Era proprio questo il motivo per cui Assange si è sempre rifiutato di andare in Svezia collaborare con la giustizia svedese: temeva di essere estradato negli Stati Uniti, e lì di essere incriminato per aver divulgato centinaia di migliaia di documenti diplomatici riservati. La scelta è dipesa dalla convinzione che il "trasferimento" del fondatore di Wikileaks "non è possibile nell'immediato futuro", ha chiarito Ny. Nel 2010 Assange fu accusato di stupro da due donne che avevano ritrattato e poi riconfermato: la procura emise un mandato d'arresto che molti hanno ritenuto fosse strumentale alla sua estradizione verso gli Stati Uniti, che non hanno mai dimenticato la pubblicazione dei cablo diplomatici di decine di ambasciate a stelle e strisce nel mondo. Se Assange rimettesse piede in Svezia prima dei termini di prescrizione del reato, cioè entro il 2020, il processo si potrebbe riaprire.

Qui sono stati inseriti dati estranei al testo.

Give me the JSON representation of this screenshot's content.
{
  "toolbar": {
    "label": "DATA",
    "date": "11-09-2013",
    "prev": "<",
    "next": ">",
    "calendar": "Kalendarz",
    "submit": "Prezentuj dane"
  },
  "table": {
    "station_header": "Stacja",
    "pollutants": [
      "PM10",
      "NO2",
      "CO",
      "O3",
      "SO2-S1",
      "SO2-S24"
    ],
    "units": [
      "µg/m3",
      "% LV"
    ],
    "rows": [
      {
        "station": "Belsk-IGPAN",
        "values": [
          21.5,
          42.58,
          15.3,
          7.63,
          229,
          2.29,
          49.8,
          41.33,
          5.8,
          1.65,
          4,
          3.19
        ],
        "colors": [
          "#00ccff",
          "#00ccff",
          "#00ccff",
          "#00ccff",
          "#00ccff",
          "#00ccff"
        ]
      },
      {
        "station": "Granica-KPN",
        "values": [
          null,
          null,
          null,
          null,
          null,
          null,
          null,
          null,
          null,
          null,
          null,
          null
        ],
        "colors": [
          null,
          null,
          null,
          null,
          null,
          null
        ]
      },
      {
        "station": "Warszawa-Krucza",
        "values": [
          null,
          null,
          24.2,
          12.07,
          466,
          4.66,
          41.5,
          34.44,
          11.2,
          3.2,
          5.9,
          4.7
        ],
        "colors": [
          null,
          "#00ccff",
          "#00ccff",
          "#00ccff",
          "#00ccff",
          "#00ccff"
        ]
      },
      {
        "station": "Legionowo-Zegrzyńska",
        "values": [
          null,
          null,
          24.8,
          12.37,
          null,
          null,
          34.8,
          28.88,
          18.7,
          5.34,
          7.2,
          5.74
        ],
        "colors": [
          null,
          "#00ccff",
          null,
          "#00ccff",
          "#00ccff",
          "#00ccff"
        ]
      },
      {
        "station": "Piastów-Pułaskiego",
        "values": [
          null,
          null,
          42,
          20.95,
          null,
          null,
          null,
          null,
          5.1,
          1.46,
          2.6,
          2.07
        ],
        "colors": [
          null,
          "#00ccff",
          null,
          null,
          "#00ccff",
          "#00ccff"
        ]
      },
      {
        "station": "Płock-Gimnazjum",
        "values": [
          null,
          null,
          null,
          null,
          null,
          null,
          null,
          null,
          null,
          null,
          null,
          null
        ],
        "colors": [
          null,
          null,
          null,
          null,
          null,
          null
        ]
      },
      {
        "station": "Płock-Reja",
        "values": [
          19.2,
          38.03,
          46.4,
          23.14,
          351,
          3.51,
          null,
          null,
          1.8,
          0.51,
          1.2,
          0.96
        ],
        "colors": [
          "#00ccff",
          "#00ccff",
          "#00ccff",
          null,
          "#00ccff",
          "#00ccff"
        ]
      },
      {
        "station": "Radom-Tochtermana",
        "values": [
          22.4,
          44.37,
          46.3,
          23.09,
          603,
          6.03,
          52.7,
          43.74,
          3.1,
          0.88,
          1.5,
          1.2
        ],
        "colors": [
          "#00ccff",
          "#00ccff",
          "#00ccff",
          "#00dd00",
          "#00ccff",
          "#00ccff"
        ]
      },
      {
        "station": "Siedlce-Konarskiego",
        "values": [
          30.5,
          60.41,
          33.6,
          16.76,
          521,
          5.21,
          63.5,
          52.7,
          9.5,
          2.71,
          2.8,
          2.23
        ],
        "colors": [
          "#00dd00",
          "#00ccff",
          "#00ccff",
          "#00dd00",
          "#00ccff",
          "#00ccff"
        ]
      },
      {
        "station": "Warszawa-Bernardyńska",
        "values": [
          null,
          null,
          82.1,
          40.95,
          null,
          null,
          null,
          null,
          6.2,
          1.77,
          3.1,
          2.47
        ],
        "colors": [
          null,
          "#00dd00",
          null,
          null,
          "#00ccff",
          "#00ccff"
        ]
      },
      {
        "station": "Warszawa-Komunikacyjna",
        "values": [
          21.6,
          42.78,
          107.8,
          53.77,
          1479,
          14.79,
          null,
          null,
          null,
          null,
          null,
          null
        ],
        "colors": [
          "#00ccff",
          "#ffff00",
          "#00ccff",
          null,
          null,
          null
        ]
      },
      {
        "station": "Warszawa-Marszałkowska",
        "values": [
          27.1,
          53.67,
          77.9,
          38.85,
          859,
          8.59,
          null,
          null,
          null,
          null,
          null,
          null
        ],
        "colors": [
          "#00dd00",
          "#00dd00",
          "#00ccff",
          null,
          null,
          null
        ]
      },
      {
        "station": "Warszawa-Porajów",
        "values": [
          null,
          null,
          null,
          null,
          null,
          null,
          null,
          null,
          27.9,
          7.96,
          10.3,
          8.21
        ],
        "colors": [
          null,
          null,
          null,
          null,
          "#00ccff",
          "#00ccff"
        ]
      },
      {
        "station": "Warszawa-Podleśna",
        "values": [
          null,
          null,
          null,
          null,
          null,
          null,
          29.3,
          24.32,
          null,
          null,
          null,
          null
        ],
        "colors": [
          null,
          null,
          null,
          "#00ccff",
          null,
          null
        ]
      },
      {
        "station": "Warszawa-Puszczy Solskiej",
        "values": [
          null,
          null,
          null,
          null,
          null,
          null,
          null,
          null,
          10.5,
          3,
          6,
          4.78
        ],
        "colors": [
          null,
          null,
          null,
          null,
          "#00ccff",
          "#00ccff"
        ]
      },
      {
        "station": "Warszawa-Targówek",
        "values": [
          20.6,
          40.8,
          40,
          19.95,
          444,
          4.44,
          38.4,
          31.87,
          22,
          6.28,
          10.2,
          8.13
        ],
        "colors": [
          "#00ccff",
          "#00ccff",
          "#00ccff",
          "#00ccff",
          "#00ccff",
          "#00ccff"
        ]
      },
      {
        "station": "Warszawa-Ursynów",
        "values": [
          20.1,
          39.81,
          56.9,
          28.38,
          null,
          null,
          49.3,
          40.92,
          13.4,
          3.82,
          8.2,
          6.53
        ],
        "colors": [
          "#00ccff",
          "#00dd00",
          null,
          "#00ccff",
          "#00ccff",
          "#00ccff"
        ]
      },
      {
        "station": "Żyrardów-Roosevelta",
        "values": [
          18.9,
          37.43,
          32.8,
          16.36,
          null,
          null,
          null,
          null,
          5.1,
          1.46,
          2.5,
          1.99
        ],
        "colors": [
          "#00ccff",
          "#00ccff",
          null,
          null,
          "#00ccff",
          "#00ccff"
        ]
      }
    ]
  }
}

La Anderson si dice convinta del ruolo rivestito dal governo americano nella vicenda: "È una montatura per estradarlo verso gli Stati Uniti, che vogliono distruggerlo". Ma se tornasse in Svezia, lo arresteremmo.

Le autorità e l'intelligence americana a loro volta non negano di considerare Assange un nemico per aver diffuso attraverso Wikileaks documenti segreti e rivelazioni imbarazzanti su Washington.

Wikileaks lancia ora la sua sfida alla Gran Bretagna, dopo l'archiviazione delle accuse svedesi. Fu, quello, un colpo durissimo inferto all'amministrazione Obama, che solo al termine del su doppio mandato ha voluto perdonare Chelsea Manning, marine che aveva girato i file ad Assange.